Las noticias alarmantes se acumulan, parece que nunca vienen solas sino en bandadas, como ocurre con los movimientos migratorios de las aves respetables. Ayer fue la advertencia a las mujeres de que los hombres altos somos muy celosos y pendencieros o que la Iglesia anuncia más pecados y más mandamientos, como si no fueran suficientes los tradicionales que ya son de mucha ansiedad, es decir que se abre el periódico y el sobresalto está asegurado. Como sigamos así, cualquier día nos asustan diciéndonos que, en la Universidad, los estudiantes, en lugar de montar un botellón, han organizado un debate sobre las letras y la epistemología.

Ahora bien, el colmo de la mala noticia es la decisión adoptada por las compañías aéreas europeas de permitir el uso del móvil en los aviones. ¿Será esto posible?, ¿por un simple acuerdo del consejo de administración de una mercantil?, ¿se es consciente de que se profana así el único espacio del planeta libre del sonido de los móviles? Pero ¿dónde nos esconderemos a partir de ahora las gentes temerosas de Dios que profesamos un odio metódico y apretado a esos abominables aparatitos?

Debo confesar que llevo años viajando en avión, sin tener lugar alguno al que acudir, sólo por el placer de vivir un rato libre de los móviles, pues se comprenderá que un profesor de provincias tiene poco que hacer por esos mundos, pero yo me cogía mi avión disciplinadamente una vez, dos, a la semana, para disfrutar un rato de la lectura sin las interrupciones del móvil, ese retorcido utensilio que aumenta su sonido con una crueldad creciente hasta que su dueño lo atiende. Me cuesta mucho dinero, es verdad, pero la reflexión tranquila y la lectura bien merecen el dispendio. Así he conseguido escribir algunos libros, y hasta estas soserías deben buena parte de lo que en ellas haya de inspiración a ese ambiente no contaminado de móviles.

Hubo un tiempo en que, espantado por el (des)concierto de los móviles que aturden por doquier, ubicuos ellos, pensé refugiarme en una sala de conciertos o en la representación de una ópera, convencido de que era imposible que pudieran oírse las notas roncas de un bolero cuando sonaba una flauta en una sinfonía de Haydn o el aria de la Reina de la Noche. ¡Ingenuo de mí! Por supuesto que tales maravillas podían ser interrumpidas por el móvil de ese simpático vecino de localidad que, además, aportaba de su cosecha el runrún producido por la búsqueda en el bolso del aparatito diabólico, burlón él, agazapado entre el dinero, el deneí y las fotos de los nietecitos. Viajé a muchas ciudades españolas, a los festivales, a las galas, a los recitales, siempre tras el silencio de los móviles. Inútil empeño.

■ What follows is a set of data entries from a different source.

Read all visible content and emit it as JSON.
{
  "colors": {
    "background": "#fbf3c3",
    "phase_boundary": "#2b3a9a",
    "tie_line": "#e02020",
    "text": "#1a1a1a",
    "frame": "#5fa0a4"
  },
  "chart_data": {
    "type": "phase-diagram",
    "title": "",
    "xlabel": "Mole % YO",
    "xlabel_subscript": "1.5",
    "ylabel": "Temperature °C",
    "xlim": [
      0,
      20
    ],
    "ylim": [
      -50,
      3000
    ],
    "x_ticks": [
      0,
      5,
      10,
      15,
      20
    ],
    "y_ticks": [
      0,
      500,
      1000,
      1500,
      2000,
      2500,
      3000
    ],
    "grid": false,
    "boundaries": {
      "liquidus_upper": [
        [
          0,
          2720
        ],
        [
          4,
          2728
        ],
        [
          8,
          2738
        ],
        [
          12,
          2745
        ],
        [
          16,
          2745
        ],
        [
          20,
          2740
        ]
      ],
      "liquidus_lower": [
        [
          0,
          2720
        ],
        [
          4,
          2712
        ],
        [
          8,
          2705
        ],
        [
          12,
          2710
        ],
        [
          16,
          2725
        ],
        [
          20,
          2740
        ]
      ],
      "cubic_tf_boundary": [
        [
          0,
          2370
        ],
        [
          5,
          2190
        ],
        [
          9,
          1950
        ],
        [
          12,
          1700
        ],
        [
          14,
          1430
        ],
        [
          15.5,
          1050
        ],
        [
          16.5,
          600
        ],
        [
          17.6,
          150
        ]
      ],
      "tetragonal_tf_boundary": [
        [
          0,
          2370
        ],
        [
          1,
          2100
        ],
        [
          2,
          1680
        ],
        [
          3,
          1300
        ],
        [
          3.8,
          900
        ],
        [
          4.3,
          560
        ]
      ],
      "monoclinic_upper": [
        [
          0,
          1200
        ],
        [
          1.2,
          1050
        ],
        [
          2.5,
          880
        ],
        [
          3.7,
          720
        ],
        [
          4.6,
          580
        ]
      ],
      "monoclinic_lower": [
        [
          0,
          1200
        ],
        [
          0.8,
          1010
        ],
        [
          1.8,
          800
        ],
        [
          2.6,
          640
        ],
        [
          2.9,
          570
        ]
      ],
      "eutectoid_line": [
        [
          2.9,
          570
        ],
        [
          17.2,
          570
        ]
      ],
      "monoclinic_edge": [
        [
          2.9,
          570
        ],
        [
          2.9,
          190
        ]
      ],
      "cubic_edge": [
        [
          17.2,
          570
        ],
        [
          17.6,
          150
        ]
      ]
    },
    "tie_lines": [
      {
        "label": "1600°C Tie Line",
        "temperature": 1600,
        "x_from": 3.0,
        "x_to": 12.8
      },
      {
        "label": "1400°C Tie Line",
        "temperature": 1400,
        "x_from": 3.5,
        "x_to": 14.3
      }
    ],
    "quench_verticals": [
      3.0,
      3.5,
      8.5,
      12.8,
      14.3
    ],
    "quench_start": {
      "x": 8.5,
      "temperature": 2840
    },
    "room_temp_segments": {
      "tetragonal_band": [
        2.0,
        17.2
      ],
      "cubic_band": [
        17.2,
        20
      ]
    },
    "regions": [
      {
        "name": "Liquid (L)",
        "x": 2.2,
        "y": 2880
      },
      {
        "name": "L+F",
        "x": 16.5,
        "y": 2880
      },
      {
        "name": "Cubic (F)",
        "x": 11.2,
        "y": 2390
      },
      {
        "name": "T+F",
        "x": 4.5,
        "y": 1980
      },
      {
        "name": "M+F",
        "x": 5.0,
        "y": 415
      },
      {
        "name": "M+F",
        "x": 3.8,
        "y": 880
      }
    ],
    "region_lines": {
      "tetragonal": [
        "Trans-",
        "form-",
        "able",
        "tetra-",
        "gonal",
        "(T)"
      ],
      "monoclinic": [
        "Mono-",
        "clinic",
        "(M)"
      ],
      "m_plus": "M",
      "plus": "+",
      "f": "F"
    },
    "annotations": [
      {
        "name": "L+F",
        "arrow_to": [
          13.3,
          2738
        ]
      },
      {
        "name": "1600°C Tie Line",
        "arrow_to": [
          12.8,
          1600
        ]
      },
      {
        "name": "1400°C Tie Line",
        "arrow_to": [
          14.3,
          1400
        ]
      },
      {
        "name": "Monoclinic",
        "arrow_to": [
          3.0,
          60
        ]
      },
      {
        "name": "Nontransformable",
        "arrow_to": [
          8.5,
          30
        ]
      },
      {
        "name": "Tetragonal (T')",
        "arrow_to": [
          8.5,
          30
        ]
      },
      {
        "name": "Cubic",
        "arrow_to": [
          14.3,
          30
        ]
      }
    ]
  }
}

Quedaban los aviones. Era demasiado bonito y ya sabemos que lo bueno es efímero, al igual que lágrima de virgen. Las empresas de telecomunicaciones estaban desoladas, en un grito de desesperación resonante como berrea de ciervo, pues que había un ratito en la vida de sus clientes en el que resultaba imposible hacer caja. ¿Cómo se podía aguantar este atropello a la cuenta de resultados? Se hacía necesario estudiar el asunto y dar con la solución técnica para evitar la desconexión con el móvil. Como hubo en la física el horror al vacío (horror vacui), ahora existe el horror a la soledad que el móvil llena.

¡Qué pena ver convertido el avión, con su altanería celestial, su coraza encendida en brillos por la intimidad con las estrellas, en un autobús de línea o en el Ave a Sevilla!